Menemukan Konteks Daerah
Dan Anak Mudanya
Empat
Mahasiswa dalam Program Eksposur Lokal
Hal penting yang acap
kali lalai diperhatian adalah menumbuhkan ‘sense of belonging’ atas daerah asal
pada anak-anak muda mahasiswa yang merantau untuk studi di luar pulau. Adanya rasa keterhubungan atas kepemilikan ini
memunculkan kepedulian dan keinginan untuk melakukan sesuatu untuk daerah
asalnya, karena anak-anak muda mahasiswa ini adalah aset daerah. Kesempatan studi
di luar merupakan berkat berharga karena tidak setiap anak muda dari daerah
bisa melanjutkan studi karena keterbatasan ekonomi, kondisi geografis dan pengaruh
budaya. Mengelola aset daerah yang berupa sumber daya manusia (SDM) ini menjadi
concern Stube-HEMAT Yogyakarta
sebagai lembaga pengembangan SDM, khususnya mahasiswa dengan memberi nilai
tambah pengetahuan, keterampilan dan sikap hidup kepada mahasiswa aktivisnya di
Yogyakarta sehingga tumbuh kesadaran sebagai agent of change bagi daerah asalnya melalui program Eksposur Lokal.

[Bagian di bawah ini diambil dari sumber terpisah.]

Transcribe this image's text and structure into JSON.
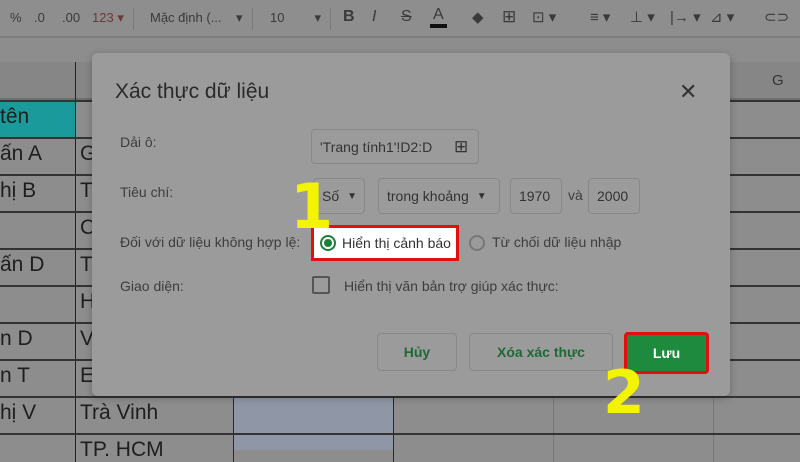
{
  "toolbar": {
    "percent": "%",
    "dec_less": ".0",
    "dec_more": ".00",
    "format": "123",
    "font": "Mặc định (...",
    "font_size": "10",
    "bold": "B",
    "italic": "I",
    "strike": "S",
    "text_color": "A"
  },
  "sheet": {
    "col_g": "G",
    "col_a": [
      "tên",
      "ấn A",
      "hị B",
      "",
      "ấn D",
      "",
      "n D",
      "n T",
      "hị V",
      ""
    ],
    "col_b": [
      "",
      "G",
      "T",
      "C",
      "T",
      "H",
      "V",
      "E",
      "Trà Vinh",
      "TP. HCM"
    ]
  },
  "dialog": {
    "title": "Xác thực dữ liệu",
    "range_label": "Dải ô:",
    "range_value": "'Trang tính1'!D2:D",
    "criteria_label": "Tiêu chí:",
    "criteria_type": "Số",
    "criteria_op": "trong khoảng",
    "min": "1970",
    "and": "và",
    "max": "2000",
    "invalid_label": "Đối với dữ liệu không hợp lệ:",
    "opt_warn": "Hiển thị cảnh báo",
    "opt_reject": "Từ chối dữ liệu nhập",
    "appearance_label": "Giao diện:",
    "help_text": "Hiển thị văn bản trợ giúp xác thực:",
    "cancel": "Hủy",
    "remove": "Xóa xác thực",
    "save": "Lưu"
  },
  "annotations": {
    "step1": "1",
    "step2": "2"
  },
  "colors": {
    "accent": "#1e8a3e",
    "highlight": "#e01010",
    "marker": "#f4f400"
  }
}
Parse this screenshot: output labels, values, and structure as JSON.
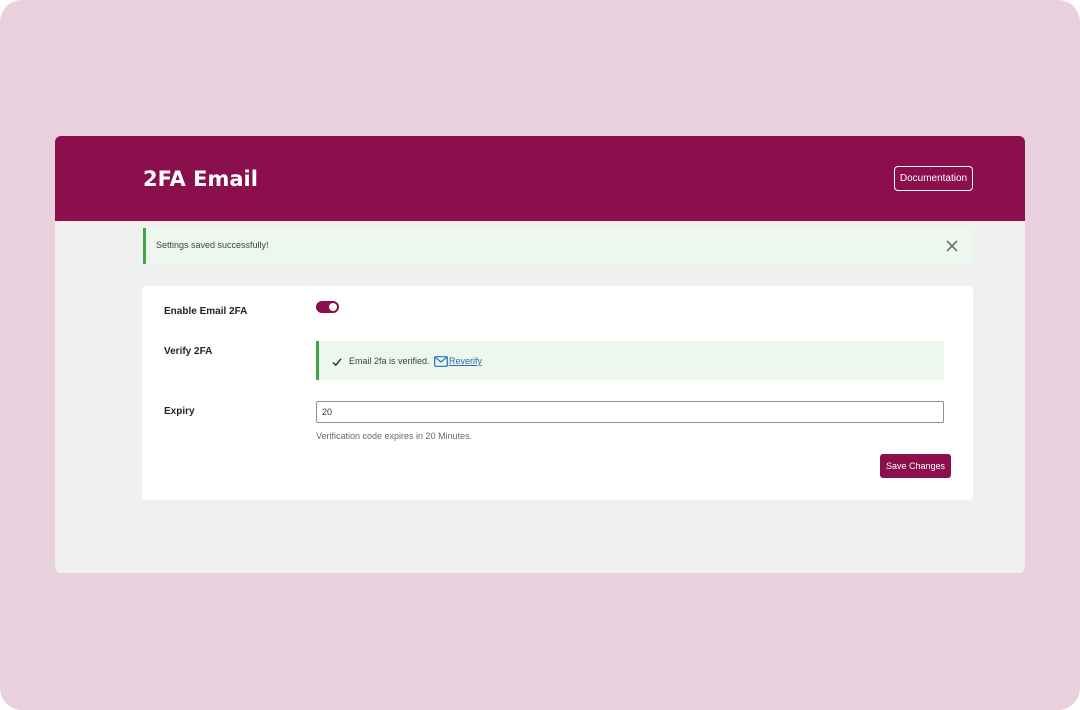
{
  "header": {
    "title": "2FA Email",
    "documentation_label": "Documentation"
  },
  "notice": {
    "message": "Settings saved successfully!",
    "close_icon": "close-icon"
  },
  "form": {
    "enable": {
      "label": "Enable Email 2FA",
      "checked": true
    },
    "verify": {
      "label": "Verify 2FA",
      "status_text": "Email 2fa is verified.",
      "reverify_label": "Reverify",
      "check_icon": "check-icon",
      "mail_icon": "mail-icon"
    },
    "expiry": {
      "label": "Expiry",
      "value": "20",
      "help": "Verification code expires in 20 Minutes."
    },
    "save_label": "Save Changes"
  },
  "colors": {
    "brand": "#8a0f4c",
    "success": "#3fa648",
    "backdrop": "#e8d0dc",
    "link": "#2271b1"
  }
}
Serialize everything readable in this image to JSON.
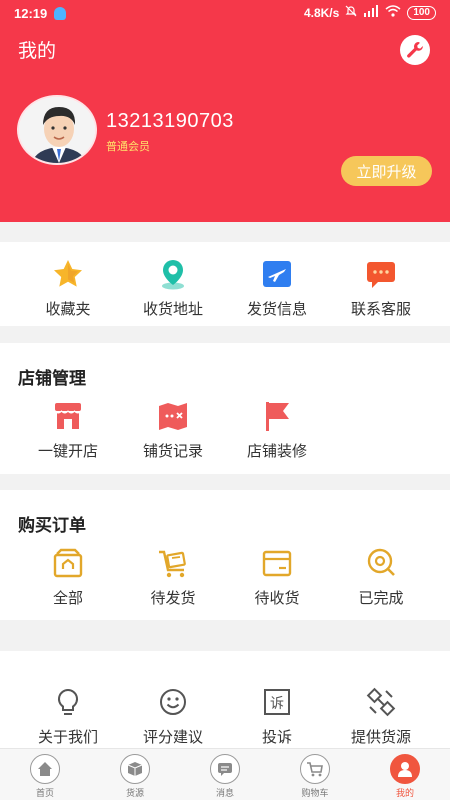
{
  "status_bar": {
    "time": "12:19",
    "network_speed": "4.8K/s",
    "battery": "100"
  },
  "header": {
    "title": "我的",
    "phone": "13213190703",
    "member_level": "普通会员",
    "upgrade_label": "立即升级"
  },
  "quick_links": [
    {
      "label": "收藏夹",
      "icon": "star-icon"
    },
    {
      "label": "收货地址",
      "icon": "location-icon"
    },
    {
      "label": "发货信息",
      "icon": "plane-icon"
    },
    {
      "label": "联系客服",
      "icon": "chat-icon"
    }
  ],
  "store": {
    "title": "店铺管理",
    "items": [
      {
        "label": "一键开店",
        "icon": "shop-icon"
      },
      {
        "label": "铺货记录",
        "icon": "map-icon"
      },
      {
        "label": "店铺装修",
        "icon": "flag-icon"
      }
    ]
  },
  "orders": {
    "title": "购买订单",
    "items": [
      {
        "label": "全部",
        "icon": "all-orders-icon"
      },
      {
        "label": "待发货",
        "icon": "cart-icon"
      },
      {
        "label": "待收货",
        "icon": "box-icon"
      },
      {
        "label": "已完成",
        "icon": "search-done-icon"
      }
    ]
  },
  "more": {
    "items": [
      {
        "label": "关于我们",
        "icon": "bulb-icon"
      },
      {
        "label": "评分建议",
        "icon": "smile-icon"
      },
      {
        "label": "投诉",
        "icon": "complaint-icon"
      },
      {
        "label": "提供货源",
        "icon": "source-icon"
      }
    ]
  },
  "tabbar": {
    "items": [
      {
        "label": "首页",
        "icon": "home-icon"
      },
      {
        "label": "货源",
        "icon": "goods-icon"
      },
      {
        "label": "消息",
        "icon": "message-icon"
      },
      {
        "label": "购物车",
        "icon": "cart-tab-icon"
      },
      {
        "label": "我的",
        "icon": "profile-icon"
      }
    ],
    "active_index": 4
  },
  "colors": {
    "brand_red": "#f5384a",
    "gold": "#f6c75a",
    "order_icon": "#e2a72a",
    "store_icon": "#ef5b5b"
  }
}
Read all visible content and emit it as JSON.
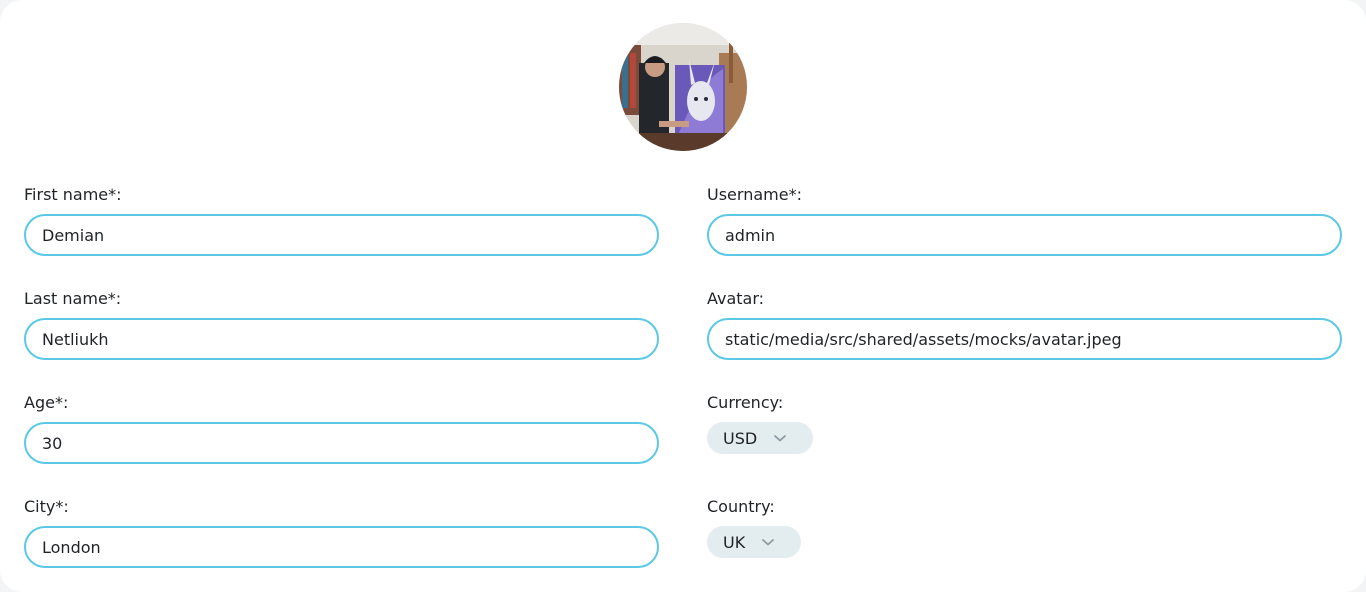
{
  "avatar": {
    "icon": "user-avatar-photo"
  },
  "form": {
    "first_name": {
      "label": "First name*:",
      "value": "Demian"
    },
    "last_name": {
      "label": "Last name*:",
      "value": "Netliukh"
    },
    "age": {
      "label": "Age*:",
      "value": "30"
    },
    "city": {
      "label": "City*:",
      "value": "London"
    },
    "username": {
      "label": "Username*:",
      "value": "admin"
    },
    "avatar_path": {
      "label": "Avatar:",
      "value": "static/media/src/shared/assets/mocks/avatar.jpeg"
    },
    "currency": {
      "label": "Currency:",
      "selected": "USD"
    },
    "country": {
      "label": "Country:",
      "selected": "UK"
    }
  },
  "colors": {
    "input_border": "#5bc8e6",
    "select_bg": "#e3ecef",
    "text": "#1f2328"
  }
}
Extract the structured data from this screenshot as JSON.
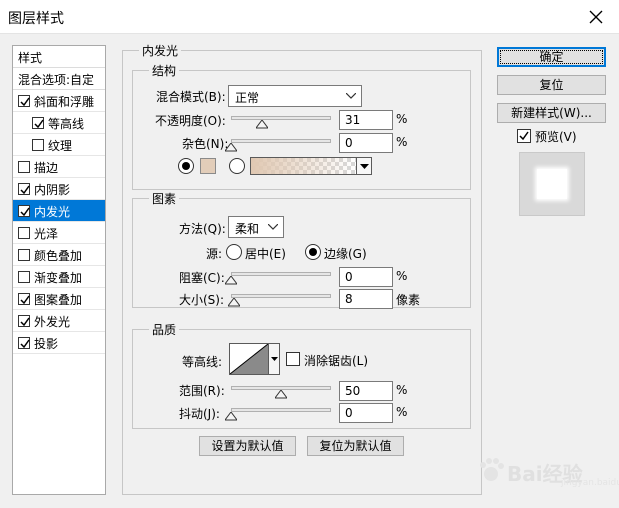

Kali ini program eksposur lokal diikuti empat mahasiswa yakni:
Putri Nirmala Valentina Laoli, mahasiswa
dari Nias yang kuliah ilmu pemerintahan di STPMD APMD Yogyakarta. Putri
terpanggil pulang Nias selama liburan kuliah untuk melihat kembali anyaman
lokal Nias di Gido, kampung halamannya yang mulai sulit dijumpai karena
pengrajin anyaman ini kebanyakan sudah berusia lanjut dan kaum muda kurang
berminat menekuni anyaman meskipun sebenarnya anyaman ini, seperti bolanafo dan tufo, dibutuhkan dalam acara
tradisional Nias dan sebagai cinderamata. Putri berkeliling di desa
Somi kecamatan
Gido dan desa Hiliganoita kecamatan Bawolato untuk menemukan pengrajin anyaman dan ketika ketemu ternyata
pengrajin sudah sangat tua dan tidak ada yang mewarisi keterampilan ini. Tanaman
untuk serat anyam adalah Keleömö (Eleocharis dulcis) sejenis
rumput yang tumbuh di rawa-rawa, tanaman dikeringkan dan dipipihkan, lalu diberi pewarna dan dianyam.
Ia menemui perangkat
desanya untuk berdialog tentang program desa berkaitan pelestarian anyaman tradisional
Nias dan belum ada upaya khusus untuk itu, sehingga ia mendorong perangkat desa
memberi perhatian pada pelestarian warisan budaya lokal dan memberdayakan
masyarakat dengan usaha kerajinan yang menguntungkan. Kegiatan Putri lainnya
adalah memotivasi siswa-siswa SMA belajar dengan baik dan cermat memilih
jurusan di kampus, dan mengajari bahasa Inggris untuk anak-anak di sekitar
rumahnya.
Marianus Yakobus Lily Lejap, seorang anak muda dari Lembata, Nusa Tenggara Timur
yang kuliah di Universitas Janabadra (UJB) Yogyakarta jurusan Teknik Informatika.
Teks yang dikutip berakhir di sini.